The complexities of the current situation related to oil shipments from the Black Sea region are compounded by a wide variety of market risks associated with both countries.

Despite extensive market-level risk associated with energy supply chains, there has been a strong upward movement in the Brent and WTI crude oil markets in the past few days, reflecting initial risk aversion, though the current upward movement appears to have been heavily influenced by supply-side fundamentals as well as by risk associated with market preparedness.

According to Barclays, analysts expect the global oil supply surplus in Q4 2026 to shrink to about 700,000 barrels per day (bpd), largely due to continued supply constraints affecting Russia and Venezuela.

However, it is predicted that if Venezuela stops producing, the overall global oil supply will remain adequate through early 2026. Regarding current market conditions, the current supply surplus versus possible future curtailment continues to create market volatility.

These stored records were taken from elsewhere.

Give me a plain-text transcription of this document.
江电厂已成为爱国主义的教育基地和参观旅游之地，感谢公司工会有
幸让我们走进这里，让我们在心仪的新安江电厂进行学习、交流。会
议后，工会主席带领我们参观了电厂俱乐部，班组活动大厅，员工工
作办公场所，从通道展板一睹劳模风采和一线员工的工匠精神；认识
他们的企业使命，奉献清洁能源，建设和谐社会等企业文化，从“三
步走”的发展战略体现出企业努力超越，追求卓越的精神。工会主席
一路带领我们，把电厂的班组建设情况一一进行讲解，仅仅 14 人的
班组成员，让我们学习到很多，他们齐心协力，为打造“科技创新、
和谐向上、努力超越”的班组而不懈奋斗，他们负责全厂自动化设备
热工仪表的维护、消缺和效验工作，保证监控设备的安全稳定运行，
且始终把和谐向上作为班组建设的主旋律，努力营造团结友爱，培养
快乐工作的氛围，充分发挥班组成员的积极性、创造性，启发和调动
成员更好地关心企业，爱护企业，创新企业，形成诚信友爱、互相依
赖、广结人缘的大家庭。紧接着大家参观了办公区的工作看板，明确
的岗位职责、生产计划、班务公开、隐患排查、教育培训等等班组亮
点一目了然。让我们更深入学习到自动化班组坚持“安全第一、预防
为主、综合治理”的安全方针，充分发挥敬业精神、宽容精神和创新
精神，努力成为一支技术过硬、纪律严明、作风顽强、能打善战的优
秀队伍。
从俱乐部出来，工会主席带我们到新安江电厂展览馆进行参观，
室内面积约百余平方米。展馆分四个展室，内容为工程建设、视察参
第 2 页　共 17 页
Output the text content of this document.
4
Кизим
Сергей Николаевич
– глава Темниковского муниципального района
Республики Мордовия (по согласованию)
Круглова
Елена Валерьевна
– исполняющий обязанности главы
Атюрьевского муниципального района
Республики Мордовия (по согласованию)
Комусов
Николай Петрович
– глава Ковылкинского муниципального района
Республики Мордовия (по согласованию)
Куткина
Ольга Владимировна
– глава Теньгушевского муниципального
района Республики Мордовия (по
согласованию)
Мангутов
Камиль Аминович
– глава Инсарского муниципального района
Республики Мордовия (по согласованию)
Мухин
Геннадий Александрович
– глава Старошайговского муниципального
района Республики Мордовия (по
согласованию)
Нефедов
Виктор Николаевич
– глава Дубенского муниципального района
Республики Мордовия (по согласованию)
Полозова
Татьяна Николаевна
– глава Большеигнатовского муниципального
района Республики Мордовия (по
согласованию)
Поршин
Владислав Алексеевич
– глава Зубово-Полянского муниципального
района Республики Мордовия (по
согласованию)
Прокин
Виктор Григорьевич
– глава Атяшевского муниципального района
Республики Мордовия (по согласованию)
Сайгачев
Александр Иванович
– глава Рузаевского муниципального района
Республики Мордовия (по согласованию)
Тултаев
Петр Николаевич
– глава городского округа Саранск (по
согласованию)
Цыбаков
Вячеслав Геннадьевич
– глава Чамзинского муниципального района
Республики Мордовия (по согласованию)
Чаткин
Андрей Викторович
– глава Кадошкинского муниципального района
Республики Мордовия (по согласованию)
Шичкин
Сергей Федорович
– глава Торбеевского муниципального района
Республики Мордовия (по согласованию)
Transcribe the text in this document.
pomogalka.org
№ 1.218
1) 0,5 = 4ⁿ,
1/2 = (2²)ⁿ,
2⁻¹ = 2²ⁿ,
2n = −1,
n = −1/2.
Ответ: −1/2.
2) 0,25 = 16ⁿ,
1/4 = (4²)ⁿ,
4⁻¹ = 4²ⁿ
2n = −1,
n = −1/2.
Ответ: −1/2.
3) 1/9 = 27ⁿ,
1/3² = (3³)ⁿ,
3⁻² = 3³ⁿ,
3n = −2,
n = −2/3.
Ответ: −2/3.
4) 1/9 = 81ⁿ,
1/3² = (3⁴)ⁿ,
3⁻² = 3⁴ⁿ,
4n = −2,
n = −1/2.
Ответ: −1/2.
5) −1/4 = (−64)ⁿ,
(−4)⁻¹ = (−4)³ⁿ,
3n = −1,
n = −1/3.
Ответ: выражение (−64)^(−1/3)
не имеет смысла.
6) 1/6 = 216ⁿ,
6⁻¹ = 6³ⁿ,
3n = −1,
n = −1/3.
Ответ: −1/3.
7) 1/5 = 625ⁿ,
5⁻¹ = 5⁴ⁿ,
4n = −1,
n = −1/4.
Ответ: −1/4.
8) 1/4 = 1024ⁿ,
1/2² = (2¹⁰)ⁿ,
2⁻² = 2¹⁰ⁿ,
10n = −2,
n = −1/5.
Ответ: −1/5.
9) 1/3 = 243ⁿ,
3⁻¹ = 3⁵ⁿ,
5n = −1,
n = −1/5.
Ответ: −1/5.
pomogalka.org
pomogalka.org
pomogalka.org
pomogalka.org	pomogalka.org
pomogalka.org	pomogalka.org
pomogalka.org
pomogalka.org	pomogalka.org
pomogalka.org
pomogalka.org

Traders also continue to monitor US policy on property seizures from Venezuela, as well as the current effectiveness of the Ukrainian "Shadow Fleet".

With the price of oil declining to $62.01 per barrel on Brent Crude Oil, especially with continued uncertainty around tanker seizures involving crude in Venezuela and continued clashes in the Black Sea, the main question arises: What will be the potential effects on the current oil supply surplus through the end of 2026 due to continued supply disruptions?